Après plus de quatre heures de vol, l'avion laisse entrevoir par les hublots la côte libanaise. Je vois les vagues qui font onduler la mer et le littoral recouvert de grands immeubles blancs. Le Liban, enfin. 6 ans après mon premier voyage, me voici de retour ! Tant de temps a passé, et pourtant cela semblait hier. 1er septembre 2004, la date est tamponnée sur mon passeport. Je me souviens de celle que j'étais alors. J'étais la fiancée de O., c'était comme cela qu'il me présentait, la fierté dans les yeux. Je découvrais un pays, un peuple, une culture. J'étais curieuse et je voulais tout savoir. Les années qui ont suivi, j'ai pris des cours pour apprendre la langue, j'ai lu des livres pour comprendre l''histoire. Au fond, je savais que c'était un peu lui que je voulais mieux comprendre, lui, O., mon fiancé devenu mari.
16 septembre 2010, une nouvelle date tamponnée sur mon passeport, à côté d'un cèdre dessiné à l'encre rouge. Aujourd'hui, je suis devenue la femme d'O. et dans mon ventre, je porte son enfant. Le Liban n'est plus ce pays inconnu, fascinant et effrayant à la fois. Voilà près de huit ans que ce pays m'accompagne, discrètement, sans vraiment que je m'en aperçoive – des mots échangés chez les parents d'O., des habitudes culinaires, des cousins qui envoient des photos sur Facebook. Je retrouve le Liban comme je retrouverais un vieil ami que, malgré l'éloignement, je n'aurais jamais perdu de vue. A l'arrivée dans l'aéroport pourtant commun et aseptisé, mon sourire grandit sur mes lèvres. Je sais que derrière la barrière des douanes, il y aura les parents d'O. venus nous accueillir.
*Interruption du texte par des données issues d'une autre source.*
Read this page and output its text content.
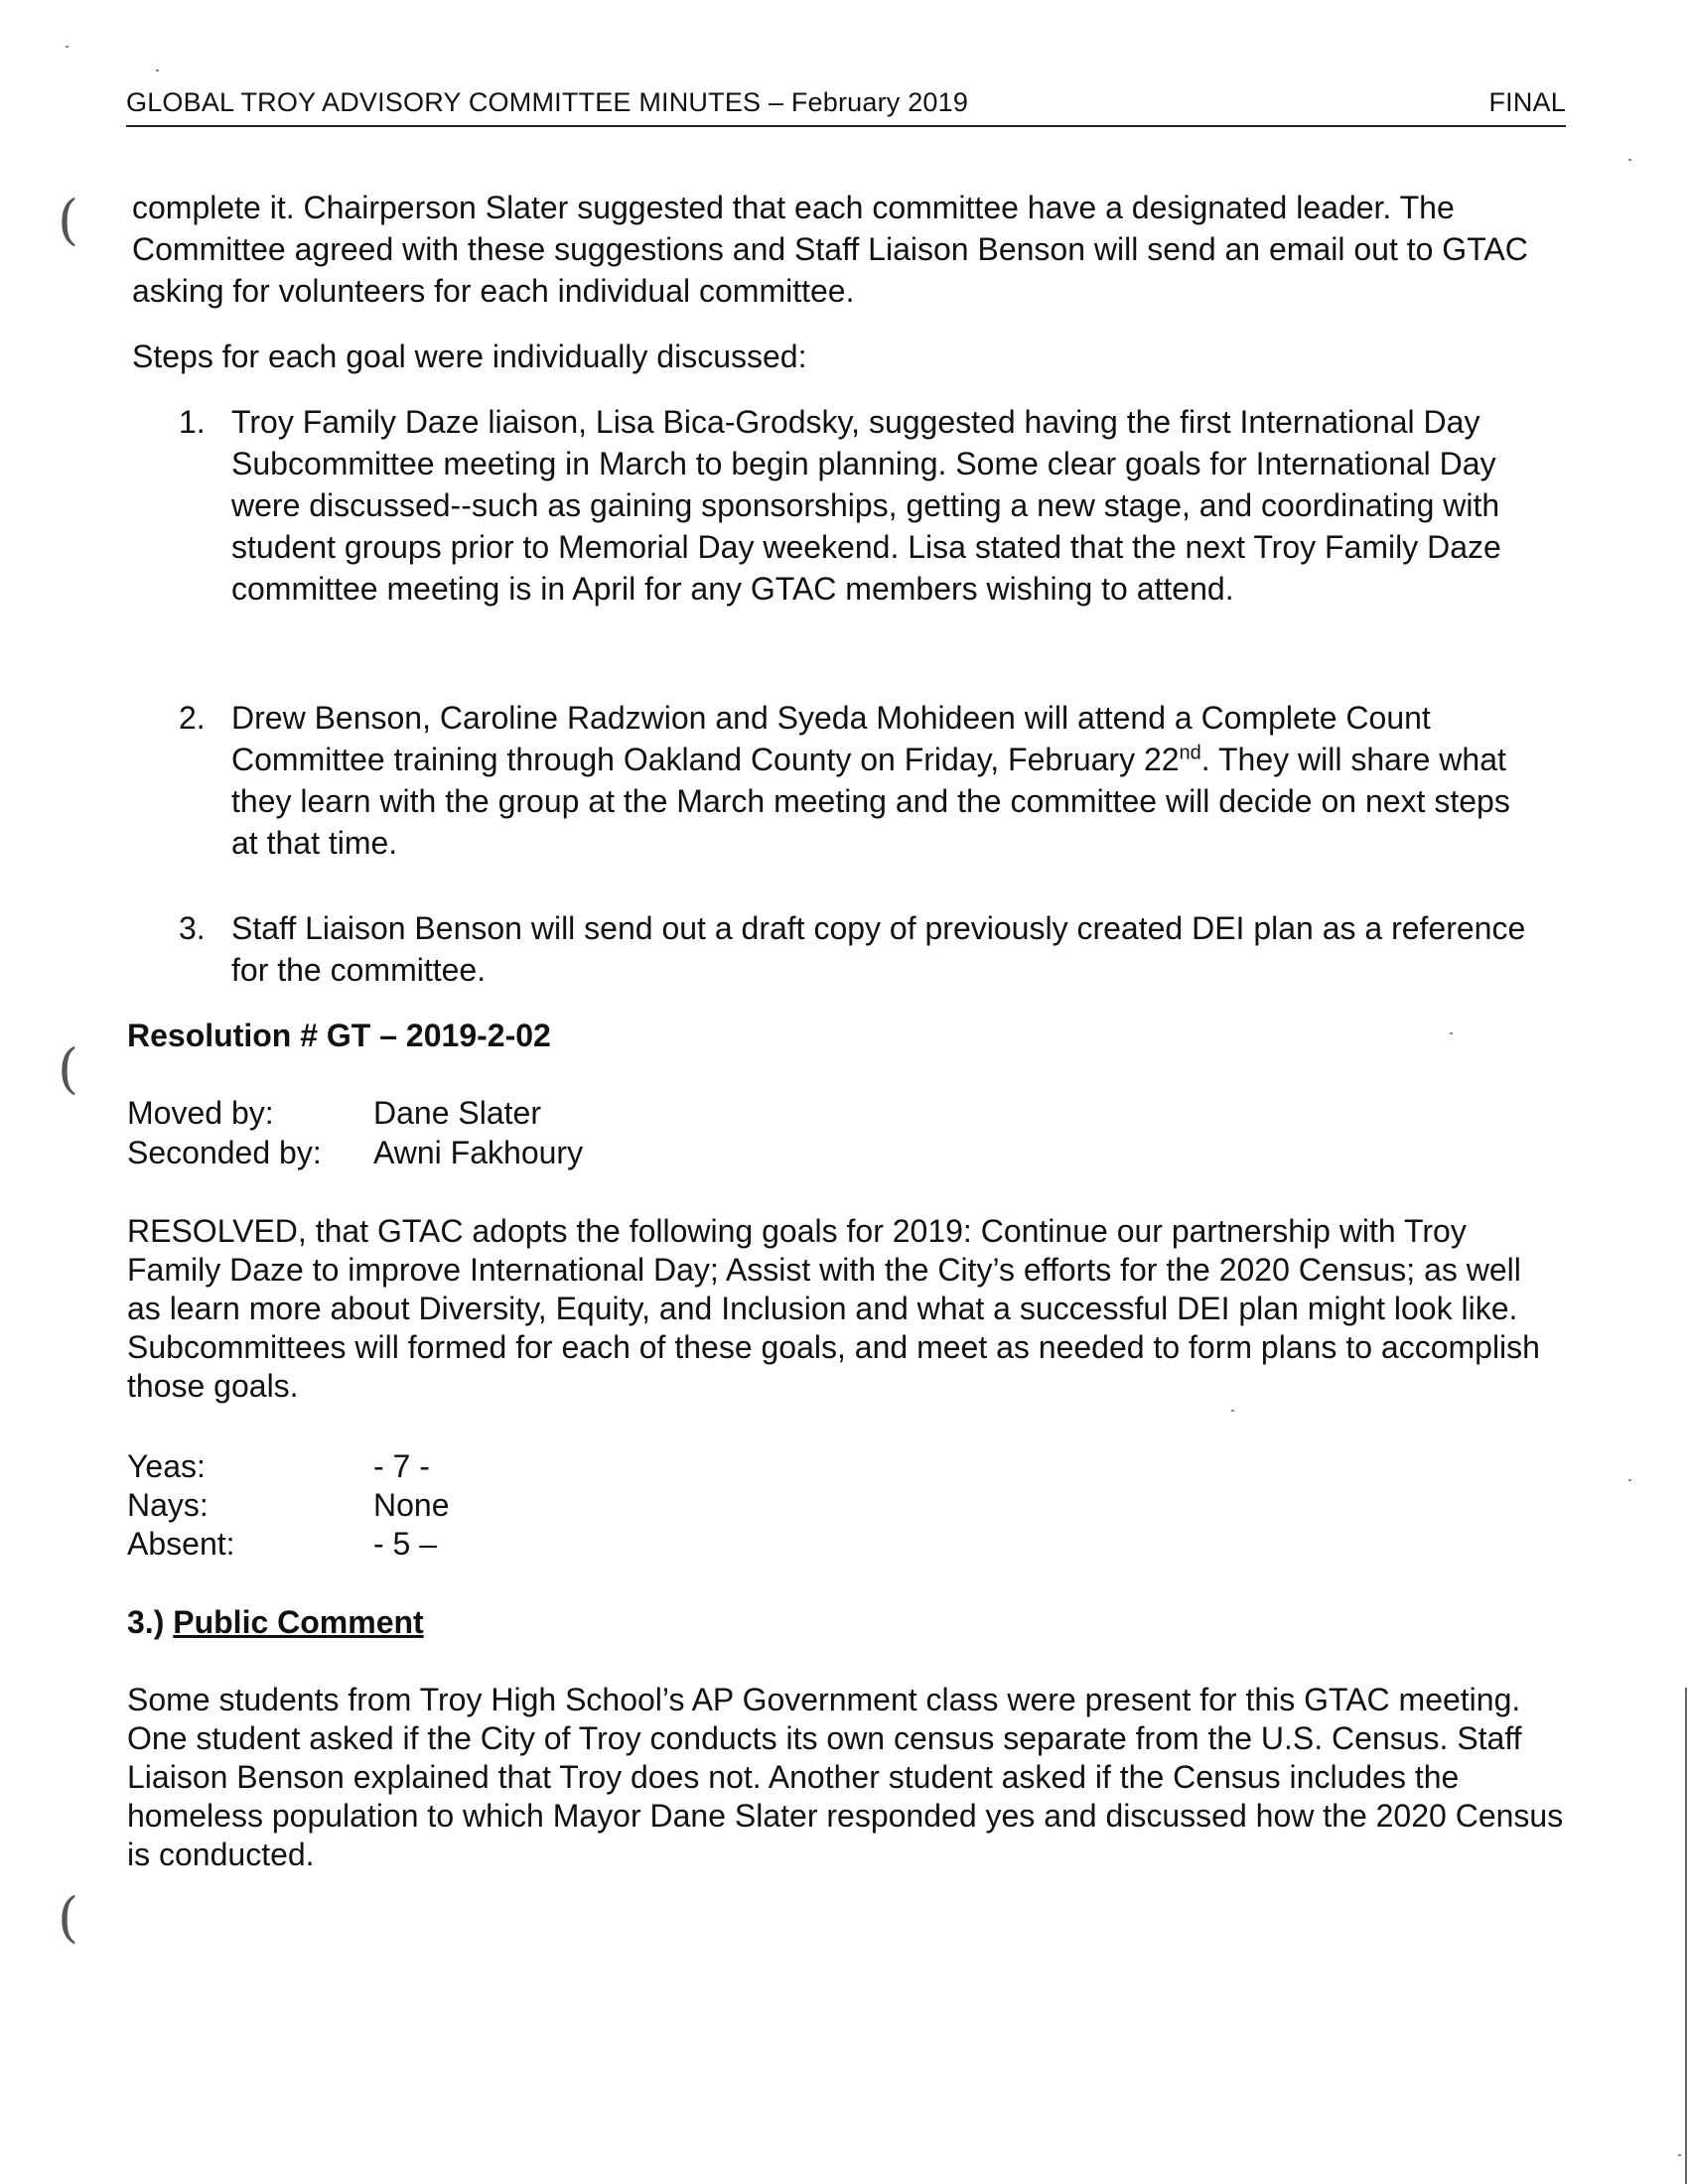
GLOBAL TROY ADVISORY COMMITTEE MINUTES – February 2019	FINAL
(
(
(
complete it. Chairperson Slater suggested that each committee have a designated leader. The Committee agreed with these suggestions and Staff Liaison Benson will send an email out to GTAC asking for volunteers for each individual committee.
Steps for each goal were individually discussed:
1. Troy Family Daze liaison, Lisa Bica-Grodsky, suggested having the first International Day Subcommittee meeting in March to begin planning. Some clear goals for International Day were discussed--such as gaining sponsorships, getting a new stage, and coordinating with student groups prior to Memorial Day weekend. Lisa stated that the next Troy Family Daze committee meeting is in April for any GTAC members wishing to attend.
2. Drew Benson, Caroline Radzwion and Syeda Mohideen will attend a Complete Count Committee training through Oakland County on Friday, February 22nd. They will share what they learn with the group at the March meeting and the committee will decide on next steps at that time.
3. Staff Liaison Benson will send out a draft copy of previously created DEI plan as a reference for the committee.
Resolution # GT – 2019-2-02
Moved by:	Dane Slater
Seconded by: Awni Fakhoury
RESOLVED, that GTAC adopts the following goals for 2019: Continue our partnership with Troy Family Daze to improve International Day; Assist with the City’s efforts for the 2020 Census; as well as learn more about Diversity, Equity, and Inclusion and what a successful DEI plan might look like. Subcommittees will formed for each of these goals, and meet as needed to form plans to accomplish those goals.
Yeas:	- 7 -
Nays:	None
Absent:	- 5 –
3.) Public Comment
Some students from Troy High School’s AP Government class were present for this GTAC meeting. One student asked if the City of Troy conducts its own census separate from the U.S. Census. Staff Liaison Benson explained that Troy does not. Another student asked if the Census includes the homeless population to which Mayor Dane Slater responded yes and discussed how the 2020 Census is conducted.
Welcome to Lebanon !
Comme la première fois, la sortie de l'aéroport, c'est la chaleur étouffante, le soleil qui fait cligner des yeux, puis les embouteillages au milieu des quatre-quatre sur l'autostrade. Les grands immeubles sont toujours aussi laids, si laids qu'on apprécierait presque les grandes affiches publicitaires qui donnent à la ville un visage (certes commercial). La route nous fait passer par le centre-ville, magnifiquement rénové. La première fois, j'avais vu des échafaudages poussiéreux, aujourd'hui s'élèvent de beaux bâtiments ocres reconstruits à l'ancienne. Je regarde partout, dans tous les sens. Je guette la grande mosquée Hariri, celle que je n'avais vue qu'en chantier. Je ne suis pas déçue : elle apparaît soudain au détour d'une place, immense et orgueilleuse. « Ici, il y a le tombeau de Rafic Hariri », dit mon beau-père en montrant sur la gauche un grand portrait de l'homme politique assassiné. Ironie du destin : en construisant cette grande mosquée, pensait-il qu'il y serait enterré à peine quelques années plus tard ?
La route jusqu'au village semble ne pas en finir. « Là, il y a les martyrs », continue mon beau-père en montrant une affiche qui aligne le portrait des hommes politiques (tous chrétiens, sauf Hariri) assassinés ces dernières années. « Il n'y a plus que des martyrs, dans ce pays », ironise-t-il en secouant la tête.
C'est toujours l'autoroute, mais petit à petit le paysage change. Il y a des églises orthodoxes derrière les grandes affiches publicitaires, des champs de bananiers et des vendeurs à la criée sur le bord de la route. Et puis surtout, à gauche, il y a la mer Méditerranée, qui s'empourpre sous le soleil déjà couchant. Je dis à O. « cela fait longtemps qu'on n'a pas vu la Méditerranée, n'est-ce pas ? » Oui, si longtemps. Et ça fait du bien de la retrouver. Enfin.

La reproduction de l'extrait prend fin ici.